El más vulgar de sus presidentes de la República -hasta hoy-, Jacques Chirac, se limitaba a llevar su venalidad vergonzantemente, según los cánones tradicionales, y a emanar un aroma en el que se confundían la corrupción con el cammembert. Nicolas Sarkozy ha puesto el listón del arribismo muy alto. Se pasea en yates ajenos, a la manera de los Aznar, pero los llena más, no tiene ese aire de Familia Cebolleta yendo de merienda con los verdaderamente ricos. Sarkozy parece que hasta le haga un favor al Papa cuando le visita. Y es verdad. Sin duda fue la primera vez que Benedicto XVI dio la mano a un hombre que pasaba algo de su tiempo con y en la Bruni.

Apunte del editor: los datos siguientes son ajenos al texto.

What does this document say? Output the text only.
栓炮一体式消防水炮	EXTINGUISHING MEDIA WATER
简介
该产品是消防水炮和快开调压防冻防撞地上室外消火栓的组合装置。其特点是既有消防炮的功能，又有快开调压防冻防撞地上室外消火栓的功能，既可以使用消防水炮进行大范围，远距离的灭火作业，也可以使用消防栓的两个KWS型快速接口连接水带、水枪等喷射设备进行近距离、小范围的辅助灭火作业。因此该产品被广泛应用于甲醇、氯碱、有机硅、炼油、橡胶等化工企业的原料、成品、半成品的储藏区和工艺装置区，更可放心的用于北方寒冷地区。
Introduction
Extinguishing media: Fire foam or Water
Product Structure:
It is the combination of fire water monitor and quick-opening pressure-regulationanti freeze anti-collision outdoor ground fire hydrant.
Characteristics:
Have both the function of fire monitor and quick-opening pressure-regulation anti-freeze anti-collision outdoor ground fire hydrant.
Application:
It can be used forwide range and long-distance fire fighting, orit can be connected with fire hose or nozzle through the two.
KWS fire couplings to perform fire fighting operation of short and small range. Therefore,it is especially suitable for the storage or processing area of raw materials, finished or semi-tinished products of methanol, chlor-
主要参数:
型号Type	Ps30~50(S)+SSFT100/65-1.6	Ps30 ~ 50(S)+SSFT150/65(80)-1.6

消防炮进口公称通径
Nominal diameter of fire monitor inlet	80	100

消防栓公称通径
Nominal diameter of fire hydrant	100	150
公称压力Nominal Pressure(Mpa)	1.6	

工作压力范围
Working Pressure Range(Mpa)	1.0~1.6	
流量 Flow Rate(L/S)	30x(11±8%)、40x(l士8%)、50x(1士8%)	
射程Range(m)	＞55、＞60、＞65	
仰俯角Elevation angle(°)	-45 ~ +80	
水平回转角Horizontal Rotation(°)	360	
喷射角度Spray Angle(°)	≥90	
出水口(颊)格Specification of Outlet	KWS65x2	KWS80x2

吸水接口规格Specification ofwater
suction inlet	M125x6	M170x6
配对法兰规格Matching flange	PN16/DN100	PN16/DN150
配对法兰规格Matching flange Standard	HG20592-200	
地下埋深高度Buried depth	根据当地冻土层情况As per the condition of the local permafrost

Con un poco de compasión y haciendo caso omiso de ese estilo Philippe Junot caza-Carolinas que le han colocado sus asesores de imagen, podemos imaginar que Nicolas Sarkozy es el Gran Gatsby de nuestra época. El pequeño gran hombre de origen húngaro y familia algo aristocrática pero arruinada, que a la tierna edad de cuatro añitos tuvo que soportar el abandono paterno… Debió de ser feliz ejerciendo de padre sin piedad cuando enviaba a los gendarmes a reprimir con sus porras y gases; ahora ejerce de conquistador. Eso equivale, en el estilo sin Complejos de nuestros días, a alcanzar la riqueza y comprarse una casa cerca de Daisy para recuperar su amor.

Daisy no merecía a Gatsby, y por eso él murió. Nuestra época, esta Daisy, sí le merece.